Pour décarboner les transports routiers, la motorisation électrique est la seule possibilité. Reste à savoir si les moteurs électriques doivent être alimentés par des batteries ou des piles à combustibles fonctionnant à l’hydrogène. Tesla s’est fait le champion de la voiture électrique de haut de gamme et clame depuis des années que le camion électrique à batteries est pour demain. Mais il présente de graves défauts. Il lui faut embarquer des tonnes de lourdes batteries pour avoir une autonomie suffisante et recharger ses batteries prend beaucoup de temps et demande une puissance électrique considérable aux bornes.
Daimler et Volvo, respectivement premier et cinquième constructeur européen de camions, viennent de faire un choix technologique différent. Ils ont décidé de s’allier pour construire des piles à combustible pour poids lourds. L’entreprise créée en commun est valorisée à 1,2 milliard d’euros. «Les entreprises ont signé un accord préliminaire non contraignant pour la création d’une coentreprise» qui reprendra les activités de Daimler dans l’hydrogène et dont le suédois «Volvo achètera 50% pour près de 0,6 milliard d’euros», a indiqué cette semaine Mercedes-Benz. Cette alliance «va diminuer les coûts de recherche et de développement pour les deux groupes et accélérer la mise sur le marché de piles à combustible» pour poids lourds.
«Une solution décisive pour les camions…»
«Un transport véritablement neutre en CO2 ne sera possible qu’avec une chaîne de traction électrique, l’énergie pouvant provenir de deux sources: soit de batteries, soit de la conversion de l’hydrogène en électricité à bord du véhicule. Les piles à combustible sont une solution décisive pour les camions utilisés pour le transport lourd à longue distance», a expliqué Martin Daum, patron de la branche poids lourds de Daimler.
La technologie de la motorisation hydrogène est simple dans son principe. Elle consiste à embarquer un réservoir stockant de l’hydrogène comprimé transformé en électricité par une pile à combustible afin d’alimenter un moteur électrique. Le mode de fonctionnement du véhicule est le même que celui doté d’un moteur thermique. Il faut remplir le réservoir, ce qui prend quelques minutes, et le véhicule reprend sa route. L’autonomie est très supérieure à celle autorisée par une batterie et les temps de recharge n’ont rien à voir.

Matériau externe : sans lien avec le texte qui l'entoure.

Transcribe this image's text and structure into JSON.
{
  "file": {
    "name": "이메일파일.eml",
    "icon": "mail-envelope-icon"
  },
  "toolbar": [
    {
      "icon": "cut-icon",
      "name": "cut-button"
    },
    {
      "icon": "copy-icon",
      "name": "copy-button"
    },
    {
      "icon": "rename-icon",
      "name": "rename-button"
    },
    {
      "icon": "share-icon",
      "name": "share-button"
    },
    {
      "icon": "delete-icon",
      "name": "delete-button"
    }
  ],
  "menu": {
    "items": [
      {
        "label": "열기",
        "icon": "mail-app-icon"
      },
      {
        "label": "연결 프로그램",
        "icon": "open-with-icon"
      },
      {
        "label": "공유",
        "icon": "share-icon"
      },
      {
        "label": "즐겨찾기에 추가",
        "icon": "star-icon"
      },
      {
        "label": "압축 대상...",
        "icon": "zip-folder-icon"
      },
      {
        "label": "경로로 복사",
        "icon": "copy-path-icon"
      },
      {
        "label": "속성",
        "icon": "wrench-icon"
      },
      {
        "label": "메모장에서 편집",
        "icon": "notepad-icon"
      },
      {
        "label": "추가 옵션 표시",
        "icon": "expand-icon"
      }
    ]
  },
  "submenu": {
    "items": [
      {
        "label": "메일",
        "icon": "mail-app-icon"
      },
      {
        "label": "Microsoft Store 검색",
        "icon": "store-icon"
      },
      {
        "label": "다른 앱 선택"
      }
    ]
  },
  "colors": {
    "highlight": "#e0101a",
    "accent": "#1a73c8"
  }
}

Cela ne veut pas dire que l’hydrogène ne présente pas des inconvénients. A commencer par le fait qu’il s’agit d’une technologie embryonnaire, en dépit des ambitions annoncées en Allemagne, en Chine, au Japon et en Corée du sud pour créer de toutes pièces des filières. La fabrication de l’hydrogène dit vert, sans émissions de CO2 et par électrolyse, consomme beaucoup d’électricité et coûte cher. Le réseau de stations-service proposant ce carburant est aujourd’hui très limité. Néanmoins, il sera bien plus facile de le développer pour des poids lourds empruntant de grands axes que pour des voitures particulières.
Une alliance rendue nécessaire par les conséquences économiques de la pandémie
«En créant cette coentreprise, nous montrons clairement que nous croyons dans les piles à combustible pour poids lourds», a affirmé Martin Lundstedt, le président de Volvo Group. L’ambition est de parvenir rapidement à une «production en série» des piles. «Le partenariat avec Volvo est une étape importante pour mettre des bus et des camions équipés de batteries à combustible sur les routes», a ajouté Martin Baum.
Les conséquences économiques de la pandémie ne sont pas absentes de cette décision d’alliance. «Le contexte de contraction économique actuel a rendu d’autant plus nécessaire une coopération», a expliqué Daimler. Les deux entreprises visent une mise sur le marché de «poids lourds propulsés à l’hydrogène» au cours de «la deuxième moitié de la décennie». La coentreprise sera indépendante des deux groupes et «Daimler et Volvo restent compétiteurs dans tous les autres domaines». Les partenaires visent un accord final d’ici le troisième trimestre et comptent boucler leur transaction soumise à l’accord des autorités de la concurrence «avant fin 2020». L’équipementier Bosch avait lui lancé dès 2019 le développement de piles à combustible à hydrogène en partenariat avec Powercell Sweden.